Bild folgtKI-generierte IllustrationAnthoxanthum amarum
Auch bekannt als: Anthoxanthum amarum
An ihren dichten, ährenartigen Blütenständen lässt sich das Bittere Ruchgras (Anthoxanthum amarum) sofort erkennen. Da es sich um eine ausdauernde Art handelt, festigt es mit seinem Wurzelwerk den Boden und trägt zur Stabilität deines Garten-Ökosystems bei. Auch wenn spezifische Bestäuberdaten für diese seltene Art knapp sind, bietet sie als heimisches Gras wichtigen Lebensraum und Schutz für bodennah lebende Kleintiere. Du kannst mit dieser Pflanze einen wertvollen Beitrag zum Erhalt regionaler botanischer Besonderheiten leisten.
Ein seltenes Stück österreichische Natur für Struktur und Bodenstabilität.
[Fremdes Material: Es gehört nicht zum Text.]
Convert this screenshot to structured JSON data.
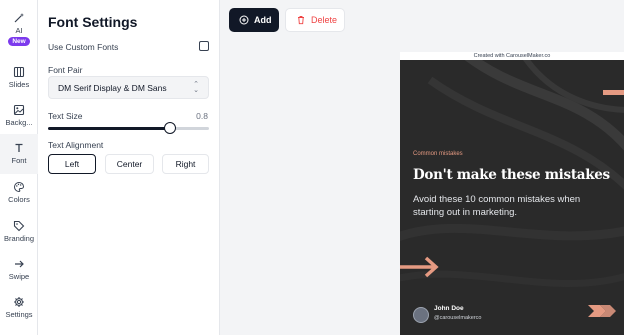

Als in Österreich heimische Art ist das Bittere Ruchgras ein wertvoller Baustein für die regionale biologische Vielfalt. Heimische Gräser fungieren oft als wichtige Rückzugsorte und Überwinterungsquartiere für verschiedene Käferarten und Spinnen. Die Halme und dichten Blattbüschel bieten Schutz vor Witterung und Fressfeinden. Da die Pflanze in der Natur seltener vorkommt, hilft ihre Verwendung im Garten dabei, die genetische Vielfalt der regionalen Flora zu bewahren. Auch wenn keine spezifischen Daten zu Nektar oder Raupen vorliegen, stabilisiert das Gras das Kleinklima in Bodennähe.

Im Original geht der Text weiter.